The sparse matrix shown in fig. 2 is distributed into 64 slave cores by rows, wherein the slave cores from 0 to 3 are respectively divided into three rows of sparse matrices, and the other slave cores are similar to the sparse matrices;

for slave core No. 0, CSGC:

Col_p= [0，1，2，4，4，5，6，6，7]

Row_i = [0，1，2，0，1，2，0]

Value= [3，4，6，5，-1，2，7]

for slave core No. 1, CSGC:

Col_p= [0，2，2，3，4，5，6，7，7]

Row_i = [0，1，2，0，1，2，0]

Value= [-2，4，5，6，7，8，15]

for slave core No. 2, CSGC:

Col_p= [0，0，1，1，2，3，4，5，6]

Row_i = [1，0，1，2，0，1]

Value= [7，-3，12，9，9，10]

a CSGC method is used for storing the sparse matrix, and sparse matrix vector multiplication is carried out on the Shenwei many-core processor, so that the write conflict problem and the discrete access main memory problem can be avoided. Sparse Matrix-Vector Multiplication (referred to as SpMv for short) is an example to introduce a many-core optimization algorithm. Sparse matrix vector multiplication is a very important core function in numerical calculation for calculating b = a ∅, where a is the sparse matrix, ∅ is the known vector, and b is the resultant vector.
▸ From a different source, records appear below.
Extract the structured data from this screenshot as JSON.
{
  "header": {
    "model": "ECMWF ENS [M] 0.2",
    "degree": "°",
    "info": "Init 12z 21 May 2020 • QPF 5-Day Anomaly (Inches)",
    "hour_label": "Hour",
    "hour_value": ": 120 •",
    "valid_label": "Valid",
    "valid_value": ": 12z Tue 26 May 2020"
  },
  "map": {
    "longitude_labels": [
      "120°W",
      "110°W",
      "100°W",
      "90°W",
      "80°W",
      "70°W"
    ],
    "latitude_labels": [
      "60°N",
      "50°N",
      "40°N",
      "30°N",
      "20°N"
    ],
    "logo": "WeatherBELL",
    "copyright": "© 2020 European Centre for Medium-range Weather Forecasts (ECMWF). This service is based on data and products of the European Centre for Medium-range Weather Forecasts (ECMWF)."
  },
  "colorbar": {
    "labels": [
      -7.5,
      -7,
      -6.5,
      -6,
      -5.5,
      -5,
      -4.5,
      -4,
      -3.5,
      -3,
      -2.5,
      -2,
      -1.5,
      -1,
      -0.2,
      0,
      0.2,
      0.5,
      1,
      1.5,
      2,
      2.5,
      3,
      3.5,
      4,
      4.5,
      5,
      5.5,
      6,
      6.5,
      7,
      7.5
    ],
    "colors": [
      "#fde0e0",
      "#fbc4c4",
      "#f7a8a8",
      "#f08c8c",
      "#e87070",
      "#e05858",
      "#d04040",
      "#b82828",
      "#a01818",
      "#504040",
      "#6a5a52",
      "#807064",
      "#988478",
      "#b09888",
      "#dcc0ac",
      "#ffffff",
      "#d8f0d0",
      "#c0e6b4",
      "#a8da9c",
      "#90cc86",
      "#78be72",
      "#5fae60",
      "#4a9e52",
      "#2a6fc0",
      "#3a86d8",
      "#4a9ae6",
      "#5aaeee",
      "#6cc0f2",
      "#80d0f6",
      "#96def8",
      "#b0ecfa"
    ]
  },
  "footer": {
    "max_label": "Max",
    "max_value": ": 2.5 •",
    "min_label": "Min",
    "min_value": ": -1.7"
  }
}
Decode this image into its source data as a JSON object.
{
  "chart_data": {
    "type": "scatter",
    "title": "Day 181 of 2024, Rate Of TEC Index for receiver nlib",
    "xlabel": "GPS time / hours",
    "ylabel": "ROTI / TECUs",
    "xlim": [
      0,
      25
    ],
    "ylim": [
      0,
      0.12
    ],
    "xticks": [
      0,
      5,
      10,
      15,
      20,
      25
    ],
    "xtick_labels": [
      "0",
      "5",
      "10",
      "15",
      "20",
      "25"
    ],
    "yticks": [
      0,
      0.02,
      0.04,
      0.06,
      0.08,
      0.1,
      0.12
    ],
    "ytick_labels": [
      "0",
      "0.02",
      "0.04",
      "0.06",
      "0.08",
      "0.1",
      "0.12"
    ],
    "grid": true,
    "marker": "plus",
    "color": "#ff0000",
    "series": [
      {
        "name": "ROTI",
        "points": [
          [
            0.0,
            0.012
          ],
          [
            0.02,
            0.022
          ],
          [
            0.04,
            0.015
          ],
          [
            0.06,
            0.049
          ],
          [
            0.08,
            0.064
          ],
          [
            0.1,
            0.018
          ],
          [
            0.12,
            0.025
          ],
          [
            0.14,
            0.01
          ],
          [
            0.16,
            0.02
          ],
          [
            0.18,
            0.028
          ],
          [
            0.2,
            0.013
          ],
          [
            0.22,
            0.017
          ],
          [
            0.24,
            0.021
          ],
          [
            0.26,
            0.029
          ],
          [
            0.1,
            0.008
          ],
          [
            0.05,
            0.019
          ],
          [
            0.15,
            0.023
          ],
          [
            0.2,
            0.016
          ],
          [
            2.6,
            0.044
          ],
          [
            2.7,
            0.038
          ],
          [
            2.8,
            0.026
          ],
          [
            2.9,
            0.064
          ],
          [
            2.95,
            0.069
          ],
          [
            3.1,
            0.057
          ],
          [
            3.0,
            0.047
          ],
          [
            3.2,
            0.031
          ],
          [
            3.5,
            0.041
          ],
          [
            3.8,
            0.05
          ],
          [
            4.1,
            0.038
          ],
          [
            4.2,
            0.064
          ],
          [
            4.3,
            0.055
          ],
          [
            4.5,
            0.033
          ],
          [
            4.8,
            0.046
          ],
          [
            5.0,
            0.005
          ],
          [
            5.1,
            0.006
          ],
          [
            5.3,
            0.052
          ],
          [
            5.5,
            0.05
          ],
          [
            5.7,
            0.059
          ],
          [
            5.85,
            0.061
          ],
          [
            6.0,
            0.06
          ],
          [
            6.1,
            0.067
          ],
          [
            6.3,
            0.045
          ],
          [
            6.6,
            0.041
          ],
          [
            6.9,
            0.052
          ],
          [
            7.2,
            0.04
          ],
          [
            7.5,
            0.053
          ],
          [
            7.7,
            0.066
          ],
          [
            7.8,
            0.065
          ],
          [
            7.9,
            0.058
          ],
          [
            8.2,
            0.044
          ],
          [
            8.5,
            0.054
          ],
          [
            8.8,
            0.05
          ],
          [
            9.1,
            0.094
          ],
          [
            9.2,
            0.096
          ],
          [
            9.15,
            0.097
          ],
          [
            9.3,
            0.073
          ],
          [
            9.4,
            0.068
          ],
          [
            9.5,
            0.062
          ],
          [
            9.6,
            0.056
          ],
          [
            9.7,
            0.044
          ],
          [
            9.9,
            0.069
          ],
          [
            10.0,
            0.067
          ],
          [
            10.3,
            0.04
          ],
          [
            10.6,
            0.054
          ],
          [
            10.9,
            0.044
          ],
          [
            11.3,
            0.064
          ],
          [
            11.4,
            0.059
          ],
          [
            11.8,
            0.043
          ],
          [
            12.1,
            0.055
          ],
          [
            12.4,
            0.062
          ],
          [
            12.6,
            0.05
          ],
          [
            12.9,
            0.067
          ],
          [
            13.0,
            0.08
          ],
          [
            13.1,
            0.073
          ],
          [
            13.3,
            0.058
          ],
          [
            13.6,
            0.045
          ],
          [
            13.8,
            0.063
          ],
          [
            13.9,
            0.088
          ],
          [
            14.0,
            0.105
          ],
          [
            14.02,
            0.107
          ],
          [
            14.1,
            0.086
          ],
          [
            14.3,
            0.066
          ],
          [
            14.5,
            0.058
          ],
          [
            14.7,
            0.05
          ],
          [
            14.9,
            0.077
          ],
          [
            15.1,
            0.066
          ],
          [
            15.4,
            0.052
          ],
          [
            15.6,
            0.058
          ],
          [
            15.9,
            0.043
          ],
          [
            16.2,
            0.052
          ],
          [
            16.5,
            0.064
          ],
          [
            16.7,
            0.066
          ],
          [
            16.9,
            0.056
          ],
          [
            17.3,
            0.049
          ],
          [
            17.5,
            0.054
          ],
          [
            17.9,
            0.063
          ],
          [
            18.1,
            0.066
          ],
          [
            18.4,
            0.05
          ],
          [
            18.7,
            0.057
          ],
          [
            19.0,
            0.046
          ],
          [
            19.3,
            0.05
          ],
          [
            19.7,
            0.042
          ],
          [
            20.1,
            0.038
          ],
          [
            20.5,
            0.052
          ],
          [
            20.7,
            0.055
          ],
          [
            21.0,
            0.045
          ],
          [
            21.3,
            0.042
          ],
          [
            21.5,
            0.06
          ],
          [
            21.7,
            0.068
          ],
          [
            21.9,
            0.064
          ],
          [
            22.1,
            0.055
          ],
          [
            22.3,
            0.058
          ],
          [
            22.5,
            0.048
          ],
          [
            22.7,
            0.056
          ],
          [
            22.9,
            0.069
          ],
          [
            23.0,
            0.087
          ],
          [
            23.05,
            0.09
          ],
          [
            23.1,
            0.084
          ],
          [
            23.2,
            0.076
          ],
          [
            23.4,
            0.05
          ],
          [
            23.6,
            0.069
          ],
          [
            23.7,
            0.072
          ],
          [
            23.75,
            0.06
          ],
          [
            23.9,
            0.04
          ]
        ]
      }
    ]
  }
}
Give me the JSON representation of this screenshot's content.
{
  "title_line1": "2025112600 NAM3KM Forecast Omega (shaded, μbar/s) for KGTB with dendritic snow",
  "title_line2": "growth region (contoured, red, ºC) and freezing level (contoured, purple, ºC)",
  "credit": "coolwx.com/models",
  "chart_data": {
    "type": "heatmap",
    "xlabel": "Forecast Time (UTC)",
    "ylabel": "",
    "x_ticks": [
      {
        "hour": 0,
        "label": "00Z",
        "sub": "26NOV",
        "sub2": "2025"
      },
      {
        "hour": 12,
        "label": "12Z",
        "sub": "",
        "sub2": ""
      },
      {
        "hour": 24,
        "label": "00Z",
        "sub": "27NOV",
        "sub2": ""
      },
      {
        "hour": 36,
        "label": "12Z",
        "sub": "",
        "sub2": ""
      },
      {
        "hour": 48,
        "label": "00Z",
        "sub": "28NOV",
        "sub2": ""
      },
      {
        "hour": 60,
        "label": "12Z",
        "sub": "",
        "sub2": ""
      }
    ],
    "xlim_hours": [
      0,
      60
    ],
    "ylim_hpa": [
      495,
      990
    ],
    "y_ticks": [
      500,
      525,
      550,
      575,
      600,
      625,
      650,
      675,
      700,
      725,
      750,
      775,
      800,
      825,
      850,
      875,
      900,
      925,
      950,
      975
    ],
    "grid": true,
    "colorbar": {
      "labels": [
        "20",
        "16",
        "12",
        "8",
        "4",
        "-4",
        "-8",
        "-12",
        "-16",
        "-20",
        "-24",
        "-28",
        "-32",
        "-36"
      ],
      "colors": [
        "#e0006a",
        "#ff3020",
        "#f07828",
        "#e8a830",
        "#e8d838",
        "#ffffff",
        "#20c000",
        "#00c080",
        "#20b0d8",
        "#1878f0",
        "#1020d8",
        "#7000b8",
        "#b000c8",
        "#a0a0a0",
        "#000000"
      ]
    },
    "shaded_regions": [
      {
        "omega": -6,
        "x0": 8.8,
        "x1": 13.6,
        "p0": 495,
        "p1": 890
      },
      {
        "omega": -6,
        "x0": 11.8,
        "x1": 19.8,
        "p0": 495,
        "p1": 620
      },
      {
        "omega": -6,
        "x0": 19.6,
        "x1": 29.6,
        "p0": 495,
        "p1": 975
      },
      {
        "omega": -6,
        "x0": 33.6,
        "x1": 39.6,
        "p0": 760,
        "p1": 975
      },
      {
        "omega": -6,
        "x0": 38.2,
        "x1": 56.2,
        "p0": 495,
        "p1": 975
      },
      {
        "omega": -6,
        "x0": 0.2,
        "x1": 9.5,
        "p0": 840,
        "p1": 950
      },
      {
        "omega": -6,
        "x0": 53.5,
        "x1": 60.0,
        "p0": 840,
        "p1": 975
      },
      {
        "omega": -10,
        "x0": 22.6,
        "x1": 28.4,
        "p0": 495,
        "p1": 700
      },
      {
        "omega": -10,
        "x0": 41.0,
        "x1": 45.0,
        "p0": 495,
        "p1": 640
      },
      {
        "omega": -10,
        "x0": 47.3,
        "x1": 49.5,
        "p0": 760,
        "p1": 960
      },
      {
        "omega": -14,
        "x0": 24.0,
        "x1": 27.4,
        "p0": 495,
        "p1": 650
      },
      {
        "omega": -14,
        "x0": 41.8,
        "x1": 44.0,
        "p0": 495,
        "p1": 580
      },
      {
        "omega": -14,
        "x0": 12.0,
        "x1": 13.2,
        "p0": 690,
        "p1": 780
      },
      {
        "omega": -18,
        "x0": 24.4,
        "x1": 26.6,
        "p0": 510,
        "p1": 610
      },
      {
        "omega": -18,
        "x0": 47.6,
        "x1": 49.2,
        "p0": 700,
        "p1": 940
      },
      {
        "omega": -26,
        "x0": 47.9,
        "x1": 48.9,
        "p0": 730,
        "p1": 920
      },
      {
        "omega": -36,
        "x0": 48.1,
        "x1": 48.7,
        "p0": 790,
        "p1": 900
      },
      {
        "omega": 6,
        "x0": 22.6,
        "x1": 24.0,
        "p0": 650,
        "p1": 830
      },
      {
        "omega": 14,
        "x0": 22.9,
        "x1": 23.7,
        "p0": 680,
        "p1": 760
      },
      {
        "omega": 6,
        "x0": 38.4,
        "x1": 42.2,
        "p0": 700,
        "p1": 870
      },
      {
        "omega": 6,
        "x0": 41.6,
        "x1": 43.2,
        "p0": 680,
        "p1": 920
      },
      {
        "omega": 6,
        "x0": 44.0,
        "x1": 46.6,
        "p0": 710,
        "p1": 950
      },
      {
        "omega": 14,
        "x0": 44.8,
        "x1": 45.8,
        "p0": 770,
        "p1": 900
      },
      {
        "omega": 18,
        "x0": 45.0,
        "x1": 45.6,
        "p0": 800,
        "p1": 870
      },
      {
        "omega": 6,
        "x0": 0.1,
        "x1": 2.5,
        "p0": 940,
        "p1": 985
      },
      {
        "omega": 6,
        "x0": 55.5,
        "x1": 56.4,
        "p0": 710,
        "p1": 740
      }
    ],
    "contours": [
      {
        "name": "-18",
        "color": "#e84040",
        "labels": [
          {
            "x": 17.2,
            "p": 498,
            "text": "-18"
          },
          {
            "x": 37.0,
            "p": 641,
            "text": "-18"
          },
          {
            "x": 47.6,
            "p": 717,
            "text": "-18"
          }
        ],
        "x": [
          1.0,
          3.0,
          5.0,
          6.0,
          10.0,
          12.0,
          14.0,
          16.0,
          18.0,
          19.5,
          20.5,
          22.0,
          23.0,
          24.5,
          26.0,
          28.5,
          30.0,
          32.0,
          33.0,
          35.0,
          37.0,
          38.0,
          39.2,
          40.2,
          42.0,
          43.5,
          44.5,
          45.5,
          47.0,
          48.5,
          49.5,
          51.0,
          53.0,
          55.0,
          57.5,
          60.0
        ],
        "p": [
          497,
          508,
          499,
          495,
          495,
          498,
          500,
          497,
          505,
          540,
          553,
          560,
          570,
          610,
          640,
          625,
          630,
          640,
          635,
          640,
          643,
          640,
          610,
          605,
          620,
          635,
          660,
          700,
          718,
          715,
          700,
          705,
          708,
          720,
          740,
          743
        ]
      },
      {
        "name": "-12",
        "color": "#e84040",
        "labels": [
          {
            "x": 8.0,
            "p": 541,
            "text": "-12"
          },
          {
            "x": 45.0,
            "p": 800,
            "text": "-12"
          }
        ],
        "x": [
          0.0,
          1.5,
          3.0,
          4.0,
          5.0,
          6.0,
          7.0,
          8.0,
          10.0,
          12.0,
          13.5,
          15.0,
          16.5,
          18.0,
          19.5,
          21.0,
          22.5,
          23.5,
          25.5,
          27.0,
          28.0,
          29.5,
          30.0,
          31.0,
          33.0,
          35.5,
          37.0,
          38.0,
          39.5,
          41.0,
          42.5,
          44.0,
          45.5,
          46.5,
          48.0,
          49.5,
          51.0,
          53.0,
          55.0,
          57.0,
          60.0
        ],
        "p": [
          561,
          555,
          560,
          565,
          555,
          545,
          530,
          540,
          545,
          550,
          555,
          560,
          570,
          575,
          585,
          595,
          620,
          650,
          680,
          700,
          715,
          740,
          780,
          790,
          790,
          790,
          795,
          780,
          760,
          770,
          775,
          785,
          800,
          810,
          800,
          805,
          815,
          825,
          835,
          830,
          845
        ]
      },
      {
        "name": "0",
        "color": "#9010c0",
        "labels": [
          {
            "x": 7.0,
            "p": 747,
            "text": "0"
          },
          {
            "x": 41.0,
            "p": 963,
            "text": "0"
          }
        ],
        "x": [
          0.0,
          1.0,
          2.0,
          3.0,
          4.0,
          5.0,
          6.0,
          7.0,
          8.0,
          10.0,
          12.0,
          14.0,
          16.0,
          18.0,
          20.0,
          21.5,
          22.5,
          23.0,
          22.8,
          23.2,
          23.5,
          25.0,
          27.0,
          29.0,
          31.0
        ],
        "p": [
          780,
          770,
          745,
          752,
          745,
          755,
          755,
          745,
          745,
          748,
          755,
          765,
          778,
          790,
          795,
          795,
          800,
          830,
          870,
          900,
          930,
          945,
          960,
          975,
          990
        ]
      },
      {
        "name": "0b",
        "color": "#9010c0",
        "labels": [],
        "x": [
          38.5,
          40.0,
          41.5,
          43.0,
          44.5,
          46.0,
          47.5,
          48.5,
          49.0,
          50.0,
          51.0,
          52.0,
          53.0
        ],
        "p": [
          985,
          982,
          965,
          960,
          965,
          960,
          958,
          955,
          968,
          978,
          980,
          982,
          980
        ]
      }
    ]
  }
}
An example of a simple vector multiplication of a sparse matrix of size n x n is shown below.

Firstly, according to the CSGC sparse matrix storage method, sparse matrices are grouped on a core group array according to rows, a result vector b is correspondingly grouped on the core group array according to rows, all calculations related to b are sequentially executed in a slave core, and the problem of write conflict does not exist.

Secondly, the sparse matrix non-zero elements required by each computational core are compactly stored continuously according to a CSGC method and can be accessed in batches through DMA.

Finally, if the LDM does not put all ∅ vectors down during the calculation, multiple batch accesses ∅ are made by DMA. Therefore, the discrete access problem of the sparse matrix is solved.

In the data structure design of the whole application software, sparse matrix operation is involved, such as sparse matrix coefficient construction, sparse linear equation set solving, sparse matrix vector multiplication and the like, and a CSGC (in-group column compression) format is adopted, so that the sparse matrix calculation efficiency can be improved, and the conversion overhead of the matrix format can be reduced.

When the sparse matrix storage method facing the Schenwein kernel architecture is adopted, the sparse matrix calculation efficiency can be improved, and the cost of format conversion during multiple matrix operations in application software is reduced; the format has good adaptability of the Schmitt-Kernel framework to any sparse matrix type (asymmetric, non-centralized and irregular).

The above embodiments are merely illustrative of the technical ideas and features of the present invention, and the purpose thereof is to enable those skilled in the art to understand the contents of the present invention and implement the present invention, and not to limit the protection scope of the present invention. All equivalent changes and modifications made according to the spirit of the present invention should be covered within the protection scope of the present invention.

Claims

1. A sparse matrix storage method for a Schenwarren core architecture is characterized by comprising the following steps: the many-core processor is composed of 4 heterogeneous groups, each heterogeneous group comprises a control core, a slave core cluster composed of 64 computing cores, a heterogeneous group interface and a storage controller, and the whole many-core processor is provided with 260 computing cores;

the sparse matrix storage format comprises the steps of:

s21, recording each non-zero element in the matrix in the order of columns:

s212, recording the Row coordinate Row _ i of each nonzero element;

and S213, recording the Value of each non-zero element.

2. The sparse matrix storage method for the scheimpflug core architecture as claimed in claim 1, wherein: the computing core is mainly responsible for fine-grained parallel computing tasks, the computing core can directly access the main memory discretely, also can access the main memory in batches in a DMA mode, and can carry out high-efficiency communication in a register communication mode in the many-core array.